Introduction
The (at least initial) purpose of this page is to list some problems in the ports system that could be solved using SQLite database for pkgdb. As the discussion on mailing list and at the in this document shows, SQLite is not the *only* way these problems could be solved, but it may be the most convenient and with minimal development cost.
Until announced at the freebsd-hackers mailing list, this is unfinished WORK IN PROGRESS.
Some benefits of SQLite
- A single-file SQL database
- ACID transaction safety
- Extremely well supported by both open and closed source projects and companies (it is *the* database within iPhone and Android, and is also used in OS X)
- Public-domain license ("freer" then BSD)
- Very stable API and file format
Can be imported as a single C file+header ("amalgamation")
1. transaction safety
The problem:
beastie:/usr/ports/distfiles/xorg# pkg_info | wc -l pkg_info: the package info for package 'xf86-input-summa-1.1.0' is corrupt 250 beastie:/usr/ports/distfiles/xorg# pkg_info | wc -l pkg_info: show_file: can't open '+COMMENT' for reading 251
The output above was gained by executing pkg_info twice in a row while installing several ports (x.org 7.2 in particular). As it shows, there's no concept of "transactions" in the "all-or-nothing" sense, and no support for concurrently running package tools even if they are as simple as pkg_info. Problems that can arise from these are:
- Potential for inconsistent data if the machine crashes in the middle of the package recording phase. Additionally, many such inconsistent states cannot be recovered with existing tools, but only manually editing the package records with a text editor
- No transaction isolation - concurrently executing utilities see inconsistent data from each other. In particular, this is preventing multiple concurrent portupgrades or installs, including parallel builds.
How SQLite could help:
Has built-in support for ACID transactions, including transaction isolation and automatic data recovery (without additional developer or user support). http://www.sqlite.org/lockingv3.html and http://www.sqlite.org/wal.html
Alternatives:
- Build transaction support and recovery in the existing infrastructure. In effect, this would duplicate the work of a "real" database on a tree of text files.
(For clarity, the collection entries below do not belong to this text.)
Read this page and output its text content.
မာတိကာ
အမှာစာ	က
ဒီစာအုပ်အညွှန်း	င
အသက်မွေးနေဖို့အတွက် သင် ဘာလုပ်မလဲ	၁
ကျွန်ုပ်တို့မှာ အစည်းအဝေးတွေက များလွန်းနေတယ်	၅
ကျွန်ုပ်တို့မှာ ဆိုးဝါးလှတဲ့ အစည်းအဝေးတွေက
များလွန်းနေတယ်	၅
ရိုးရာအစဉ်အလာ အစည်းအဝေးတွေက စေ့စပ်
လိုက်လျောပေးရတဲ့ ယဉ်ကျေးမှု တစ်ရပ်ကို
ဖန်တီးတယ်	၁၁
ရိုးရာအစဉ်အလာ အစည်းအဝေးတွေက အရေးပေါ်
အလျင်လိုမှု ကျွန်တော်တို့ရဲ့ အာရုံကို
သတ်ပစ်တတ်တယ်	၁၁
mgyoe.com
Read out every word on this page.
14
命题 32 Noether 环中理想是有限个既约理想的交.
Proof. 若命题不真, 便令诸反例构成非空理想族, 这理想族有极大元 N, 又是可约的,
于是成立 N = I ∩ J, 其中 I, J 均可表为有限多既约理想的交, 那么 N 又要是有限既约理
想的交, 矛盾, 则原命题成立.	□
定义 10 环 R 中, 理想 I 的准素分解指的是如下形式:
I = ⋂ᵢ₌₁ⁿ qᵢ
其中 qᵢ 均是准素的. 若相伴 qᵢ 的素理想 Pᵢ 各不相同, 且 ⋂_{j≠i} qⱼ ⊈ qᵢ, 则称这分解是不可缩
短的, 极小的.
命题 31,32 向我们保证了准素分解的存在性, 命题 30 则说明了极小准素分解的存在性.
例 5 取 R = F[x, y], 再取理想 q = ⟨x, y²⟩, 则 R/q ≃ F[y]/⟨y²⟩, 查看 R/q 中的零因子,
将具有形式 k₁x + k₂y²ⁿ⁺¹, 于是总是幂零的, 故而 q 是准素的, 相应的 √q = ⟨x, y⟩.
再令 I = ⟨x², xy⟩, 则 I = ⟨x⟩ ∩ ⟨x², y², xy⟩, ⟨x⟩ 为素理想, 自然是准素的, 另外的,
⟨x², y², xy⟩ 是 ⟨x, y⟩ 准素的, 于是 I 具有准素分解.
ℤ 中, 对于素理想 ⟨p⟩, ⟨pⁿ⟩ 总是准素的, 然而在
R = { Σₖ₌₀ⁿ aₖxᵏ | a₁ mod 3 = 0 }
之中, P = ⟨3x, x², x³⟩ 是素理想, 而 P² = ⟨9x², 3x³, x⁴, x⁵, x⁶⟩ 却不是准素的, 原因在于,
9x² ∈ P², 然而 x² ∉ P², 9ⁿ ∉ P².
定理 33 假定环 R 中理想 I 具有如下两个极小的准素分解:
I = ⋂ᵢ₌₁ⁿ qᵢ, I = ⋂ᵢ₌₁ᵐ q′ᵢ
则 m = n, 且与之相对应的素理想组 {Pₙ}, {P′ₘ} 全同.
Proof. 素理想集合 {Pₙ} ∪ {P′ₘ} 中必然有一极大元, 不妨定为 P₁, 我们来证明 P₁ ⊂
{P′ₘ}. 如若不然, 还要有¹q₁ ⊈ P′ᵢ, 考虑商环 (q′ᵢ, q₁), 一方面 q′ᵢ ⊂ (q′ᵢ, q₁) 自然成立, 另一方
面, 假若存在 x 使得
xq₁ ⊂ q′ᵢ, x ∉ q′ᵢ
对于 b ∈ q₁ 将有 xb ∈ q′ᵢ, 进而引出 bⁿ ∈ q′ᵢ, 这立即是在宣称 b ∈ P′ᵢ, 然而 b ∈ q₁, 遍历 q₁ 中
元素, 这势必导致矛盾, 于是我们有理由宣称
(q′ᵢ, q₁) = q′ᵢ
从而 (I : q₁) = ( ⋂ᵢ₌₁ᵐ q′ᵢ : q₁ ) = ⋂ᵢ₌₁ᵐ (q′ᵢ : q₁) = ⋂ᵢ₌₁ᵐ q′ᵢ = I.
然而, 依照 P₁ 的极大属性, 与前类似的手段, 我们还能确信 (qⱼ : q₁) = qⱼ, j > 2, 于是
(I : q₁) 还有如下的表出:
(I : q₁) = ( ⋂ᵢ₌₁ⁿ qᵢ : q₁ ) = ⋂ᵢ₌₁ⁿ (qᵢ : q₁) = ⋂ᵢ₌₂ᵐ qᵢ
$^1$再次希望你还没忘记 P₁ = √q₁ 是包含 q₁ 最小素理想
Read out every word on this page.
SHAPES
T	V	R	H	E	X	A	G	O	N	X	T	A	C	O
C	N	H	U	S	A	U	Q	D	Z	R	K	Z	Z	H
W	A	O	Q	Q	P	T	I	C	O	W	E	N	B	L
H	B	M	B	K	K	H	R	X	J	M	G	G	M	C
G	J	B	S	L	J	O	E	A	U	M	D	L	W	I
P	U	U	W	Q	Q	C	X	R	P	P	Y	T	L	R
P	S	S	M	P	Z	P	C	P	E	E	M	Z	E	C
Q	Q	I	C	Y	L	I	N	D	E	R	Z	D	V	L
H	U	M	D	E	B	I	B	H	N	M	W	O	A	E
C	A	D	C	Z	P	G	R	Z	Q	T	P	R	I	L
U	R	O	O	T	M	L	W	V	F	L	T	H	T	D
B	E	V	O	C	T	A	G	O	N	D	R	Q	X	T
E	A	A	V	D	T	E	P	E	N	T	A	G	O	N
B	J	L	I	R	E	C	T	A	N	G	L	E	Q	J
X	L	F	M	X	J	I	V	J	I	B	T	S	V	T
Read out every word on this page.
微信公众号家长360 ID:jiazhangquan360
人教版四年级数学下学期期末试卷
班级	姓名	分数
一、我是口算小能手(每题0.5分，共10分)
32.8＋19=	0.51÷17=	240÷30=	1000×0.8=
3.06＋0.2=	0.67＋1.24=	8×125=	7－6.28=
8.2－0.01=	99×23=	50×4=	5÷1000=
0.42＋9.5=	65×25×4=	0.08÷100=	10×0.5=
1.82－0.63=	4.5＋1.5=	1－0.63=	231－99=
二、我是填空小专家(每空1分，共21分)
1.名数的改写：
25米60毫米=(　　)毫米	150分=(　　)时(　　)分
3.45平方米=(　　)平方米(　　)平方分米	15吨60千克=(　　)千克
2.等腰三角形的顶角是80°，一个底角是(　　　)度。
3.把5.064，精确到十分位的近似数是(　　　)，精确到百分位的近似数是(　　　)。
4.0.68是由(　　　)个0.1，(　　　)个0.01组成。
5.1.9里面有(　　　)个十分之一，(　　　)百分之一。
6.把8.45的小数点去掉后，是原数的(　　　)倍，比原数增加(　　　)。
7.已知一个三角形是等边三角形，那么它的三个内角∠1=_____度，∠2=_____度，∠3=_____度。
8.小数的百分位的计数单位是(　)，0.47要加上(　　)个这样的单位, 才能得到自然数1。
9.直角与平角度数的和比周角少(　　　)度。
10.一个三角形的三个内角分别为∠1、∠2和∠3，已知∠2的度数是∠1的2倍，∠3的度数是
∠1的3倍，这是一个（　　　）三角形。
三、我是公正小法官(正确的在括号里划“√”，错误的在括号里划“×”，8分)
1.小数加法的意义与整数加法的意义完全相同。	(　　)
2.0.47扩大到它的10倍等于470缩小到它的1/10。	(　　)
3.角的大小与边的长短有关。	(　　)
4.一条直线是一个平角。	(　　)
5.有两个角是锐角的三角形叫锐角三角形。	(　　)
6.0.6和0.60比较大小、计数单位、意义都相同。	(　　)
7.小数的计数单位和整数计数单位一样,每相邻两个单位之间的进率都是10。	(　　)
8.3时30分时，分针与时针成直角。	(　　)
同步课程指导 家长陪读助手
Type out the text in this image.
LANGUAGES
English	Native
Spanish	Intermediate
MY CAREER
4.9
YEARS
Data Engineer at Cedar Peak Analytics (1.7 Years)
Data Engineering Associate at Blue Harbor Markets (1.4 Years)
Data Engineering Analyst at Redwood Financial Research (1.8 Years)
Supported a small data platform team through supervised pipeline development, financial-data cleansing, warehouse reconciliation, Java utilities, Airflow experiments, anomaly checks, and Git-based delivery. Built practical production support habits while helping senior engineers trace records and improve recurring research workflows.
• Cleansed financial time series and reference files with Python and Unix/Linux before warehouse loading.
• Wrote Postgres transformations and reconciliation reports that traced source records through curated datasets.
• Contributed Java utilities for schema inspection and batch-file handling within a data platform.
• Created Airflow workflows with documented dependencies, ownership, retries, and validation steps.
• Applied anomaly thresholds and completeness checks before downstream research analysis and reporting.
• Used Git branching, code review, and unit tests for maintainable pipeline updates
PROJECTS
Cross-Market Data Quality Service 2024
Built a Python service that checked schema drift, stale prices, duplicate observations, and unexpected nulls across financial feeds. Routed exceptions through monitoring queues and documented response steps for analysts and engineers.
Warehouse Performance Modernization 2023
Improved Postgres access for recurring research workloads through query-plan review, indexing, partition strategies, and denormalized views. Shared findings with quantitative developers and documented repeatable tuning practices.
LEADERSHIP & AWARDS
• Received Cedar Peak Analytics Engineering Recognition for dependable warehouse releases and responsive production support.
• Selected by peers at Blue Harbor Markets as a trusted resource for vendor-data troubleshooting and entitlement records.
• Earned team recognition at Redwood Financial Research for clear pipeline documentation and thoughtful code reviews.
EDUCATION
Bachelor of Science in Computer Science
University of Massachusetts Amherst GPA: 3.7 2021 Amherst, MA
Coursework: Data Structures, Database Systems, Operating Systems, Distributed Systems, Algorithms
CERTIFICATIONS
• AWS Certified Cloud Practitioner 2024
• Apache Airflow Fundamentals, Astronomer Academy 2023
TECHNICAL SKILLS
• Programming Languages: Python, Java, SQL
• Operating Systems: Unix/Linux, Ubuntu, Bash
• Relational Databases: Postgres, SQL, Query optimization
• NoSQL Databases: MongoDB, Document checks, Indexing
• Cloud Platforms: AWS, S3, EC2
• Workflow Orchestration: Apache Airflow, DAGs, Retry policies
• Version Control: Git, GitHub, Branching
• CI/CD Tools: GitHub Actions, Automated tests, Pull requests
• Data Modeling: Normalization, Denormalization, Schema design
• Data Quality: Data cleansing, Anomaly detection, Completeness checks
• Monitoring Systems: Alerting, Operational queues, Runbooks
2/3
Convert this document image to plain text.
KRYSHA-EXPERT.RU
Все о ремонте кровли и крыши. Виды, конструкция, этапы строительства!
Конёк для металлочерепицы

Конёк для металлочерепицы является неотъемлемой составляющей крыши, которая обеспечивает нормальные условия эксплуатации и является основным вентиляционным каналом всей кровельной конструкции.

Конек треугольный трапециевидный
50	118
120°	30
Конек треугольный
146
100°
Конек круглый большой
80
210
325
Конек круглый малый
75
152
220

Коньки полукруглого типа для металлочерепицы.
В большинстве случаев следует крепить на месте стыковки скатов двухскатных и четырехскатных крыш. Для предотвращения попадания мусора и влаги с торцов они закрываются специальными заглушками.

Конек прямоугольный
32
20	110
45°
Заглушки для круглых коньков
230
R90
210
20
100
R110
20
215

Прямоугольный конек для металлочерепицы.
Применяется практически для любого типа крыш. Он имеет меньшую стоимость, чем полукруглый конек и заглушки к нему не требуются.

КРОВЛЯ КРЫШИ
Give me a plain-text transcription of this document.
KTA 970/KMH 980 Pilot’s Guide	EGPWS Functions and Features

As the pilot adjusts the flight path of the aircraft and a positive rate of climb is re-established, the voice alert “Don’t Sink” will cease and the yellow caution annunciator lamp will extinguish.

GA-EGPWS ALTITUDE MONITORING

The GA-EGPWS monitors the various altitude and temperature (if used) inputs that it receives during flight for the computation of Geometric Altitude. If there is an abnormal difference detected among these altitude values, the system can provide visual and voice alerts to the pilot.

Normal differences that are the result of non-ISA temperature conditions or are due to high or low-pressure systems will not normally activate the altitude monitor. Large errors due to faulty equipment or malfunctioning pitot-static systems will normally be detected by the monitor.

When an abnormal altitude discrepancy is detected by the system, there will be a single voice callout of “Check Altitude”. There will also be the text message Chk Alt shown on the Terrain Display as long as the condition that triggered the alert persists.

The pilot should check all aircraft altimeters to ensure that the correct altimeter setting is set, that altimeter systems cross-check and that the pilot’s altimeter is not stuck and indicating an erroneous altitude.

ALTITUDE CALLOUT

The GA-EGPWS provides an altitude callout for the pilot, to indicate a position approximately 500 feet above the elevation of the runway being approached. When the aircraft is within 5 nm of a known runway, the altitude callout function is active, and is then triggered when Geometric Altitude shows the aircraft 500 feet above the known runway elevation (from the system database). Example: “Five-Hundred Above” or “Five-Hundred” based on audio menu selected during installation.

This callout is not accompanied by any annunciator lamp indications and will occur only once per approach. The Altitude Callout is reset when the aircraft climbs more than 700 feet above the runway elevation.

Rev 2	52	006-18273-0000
2. Tool/library availability
Text files are incredibly well supported for simple operations (reading and writing) by many tools, and developers can easily support them in their own programs when needed. But moving away from the most simple operations, anything more complex than sequential reading and appending to the end of the file quickly becomes tedious and error-prone. Non-atomic operations require locking but since the ports database is used by many utilities (some of which are not in the base system), there's no guarantee that all those programs will consistently lock it.
How SQlite could help:
- It's available for a huge number of platforms (endian-aware) under a BSD-compatible license, and has a nice developer-friendly API.
- All programs would use the SQLite library to access the database, and the library deals with locking, etc. This library has been ported to practically every language available in the wild.
- Complex operations are done in the same way the simple operations are (SQL)
- There's a built-in command line utility that allows human interaction with the database and which can be called from external programs and scripts, if needed
Alternatives:
- Build a library to work with the pkgdb, modify ALL programs and utilities to use it, make interfaces to this library for various languages (perl, python...).
3. Speed
Tired of a simple command like:
pkg_info | grep apache
taking minutes to complete on a system with many installed ports? Be assured that a SQLite database query fetching the information which pkg_info displays in this mode takes on the order of milliseconds to complete. In all probability, in the above command, time taken by "grep" to parse the output will probably match the time taken by sqlite to generate it.
4. SQL squeamishness
Many hard-core C developers are understandably wary of "helper" languages like SQL. Though SQL really is evil to some extent and exists only because there is nothing better and more wide-spread out there, it shouldn't be dismissed so easily. Think of it the same way you would think of Regular expressions inside a C program - it's a separate, helper language to do something in an easier way.
Besides, in all probability, the raw interface with SQL will be abstracted into lower levels of libpkg and regular mechanisms and functions will be used to pass data within the programs. However, the programs will *have* to be aware they are working on a transactional database and avoid doing silly things like locking the database as the first line in main() and releasing it in atexit()...